December 2011

ACT-AD Holds Annual FDA/AD Allies Meeting on Phase II Trials

On December 9, 2011, ACT-AD hosted the fourth in a series of working meetings with senior representatives from the U.S. Food and Drug Administration, leading scientists, drug developers, and Alzheimer’s advocates to address critical issues affecting the development and review of new Alzheimer’s disease therapies.

The presentations, panels, and open dialog during the meeting focused on phase II experiences in current drug development programs and the potential application of scientific insights to support decision-making by drug developers and regulators in order to bring new treatments to market.

Topics raised at the meeting explored current areas of consensus for the use of biomarkers in Alzheimer’s disease; strategies for designing a clinical trial involving patients at different stages of dementia; and lessons learned from adaptive trials in cancer research that might be applied to Alzheimer’s drug development.

The meeting was organized by ACT-AD and co-hosted by two additional Alzheimer’s groups –The Cure Alzheimer’s Fund and Leaders Engaged on Alzheimer’s Disease (LEAD). More than 50 leading stakeholders in the Alzheimer’s community and representatives from the Food and Drug Administration and National Institutes of Health attended the meeting.

A transcript of the meeting will soon be available at

Working Group of Experts Release Review on Biomarkers for Alzheimer’s Disease

A group of thought leaders in Alzheimer’s disease says the science is solid and the time has come for more widespread use of biomarkers in Alzheimer disease (AD) clinical trials, to speed the identification of effective disease-modifying treatments for this incurable disorder. Recommendations by the Alzheimer’s Disease Biomarker Expert Working Group, are published this month in a special issue of Neurobiology of Aging.

Co-chaired by Dr. John C. Morris of Washington University, St. Louis, and Dr. Dennis J. Selkoe of Harvard Medical Scholl, the Working Group systematically examined published research and determined the current status of biomarkers for AD, their potential for use in the design and conduct of clinical trials, and additional data that might be needed to fully establish their usefulness.

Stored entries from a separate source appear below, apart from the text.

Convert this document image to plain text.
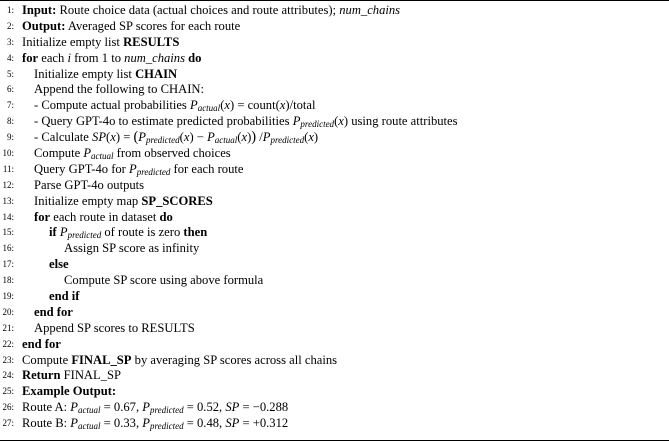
1: Input: Route choice data (actual choices and route attributes); num_chains
2: Output: Averaged SP scores for each route
3: Initialize empty list RESULTS
4: for each i from 1 to num_chains do
5: Initialize empty list CHAIN
6: Append the following to CHAIN:
7: - Compute actual probabilities $P_{actual}(x)$ = count(x)/total
8: - Query GPT-4o to estimate predicted probabilities $P_{predicted}(x)$ using route attributes
9: - Calculate $SP(x) = (P_{predicted}(x) - P_{actual}(x))$ $/P_{predicted}(x)$
10: Compute $P_{actual}$ from observed choices
11: Query GPT-4o for $P_{predicted}$ for each route
12: Parse GPT-4o outputs
13: Initialize empty map SP_SCORES
14: for each route in dataset do
15:	if $P_{predicted}$ of route is zero then
16:	Assign SP score as infinity
17:	else
18:	Compute SP score using above formula
19:	end if
20: end for
21: Append SP scores to RESULTS
22: end for
23: Compute FINAL_SP by averaging SP scores across all chains
24: Return FINAL_SP
25: Example Output:
26: Route A: $P_{actual} = 0.67$, $P_{predicted} = 0.52$, SP = −0.288
27: Route B: $P_{actual} = 0.33$, $P_{predicted} = 0.48$, SP = +0.312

The Working Group advocates for the widespread use of biomarkers in AD clinical trials, noting some of the possible benefits: greater precision than clinical assessment tools in measuring dementia progression, the need for fewer participants, studied for shorter durations and reduced cost. The also can allow for selective enrollment of “relatively rapid decliners,” meaning fewer participants and less time to demonstrate treatment effect. They can also enhance confidence that patients are accurately diagnosed with AD and improve clinical trial design for disease-modifying therapies.

In addition to Drs. Morris and Selkoe, the following are members of the Working Group:

  • Paul S. Aisen, M.D. University of California San Diego
  • David M. Holtzman, M.D. Washington University School of Medicine
  • William E. Klunk, M.D., Ph.D. University of Pittsburgh
  • Eric M. Reiman, M.D. Banner Alzheimer’s Institute
  • Reisa Sperling, M.D. Harvard Medical School, Brigham and Women’s Hospital
  • John Q. Trojanowski, M.D., Ph.D. University of Pennsylvania
  • Clifford R. Jack, M.D. Mayo Clinic
  • Richard Mayeux, M.D. Columbia University Medical Center
  • Marilyn Albert, Ph.D., Johns Hopkins
  • Marc Walton, M.D., Ph.D., U.S. Food and Drug Administration * Non-voting member

The special supplement is available at

ACT-AD Chair Speaks About Expedited Drug Pathways

On December 15, 2011, the Engelberg Center for Health Care Reform at the Brookings Institution hosted an expert workshop on Expedited Drug Development for Promising Therapies. This workshop brought together a diverse set of stakeholders who discussed existing tools for facilitating expedited market access, opportunities for improving and expanding upon these tools, therapeutic areas most in need of an expedited development pathway and how promising therapies can be defined. The second half of the workshop explored methodological approaches to enable a compressed drug development timeline and potential evidence gaps that may result in the post-market environment for products approved through an expedited pathway.

Discussion at the workshop helped to highlight some potential avenues for expediting patient access to promising therapies along with the practical implications of and challenges that may be associated with these approaches. ACT-AD’s Chairman, Dan Perry, was invited to speak about the Coalition’s experience in working with regulators on issues related to the development a review of Alzheimer’s disease therapies. He also highlighted in his remarks that the review of neurological products could be improved by additional clarity and transparency around the application of existing pathways like Fast Track and Accelerated Approval to new Alzheimer’s treatments.

The agenda and discussion guide from this workshop are now available. A workshop summary will be posted to this site in the weeks to come.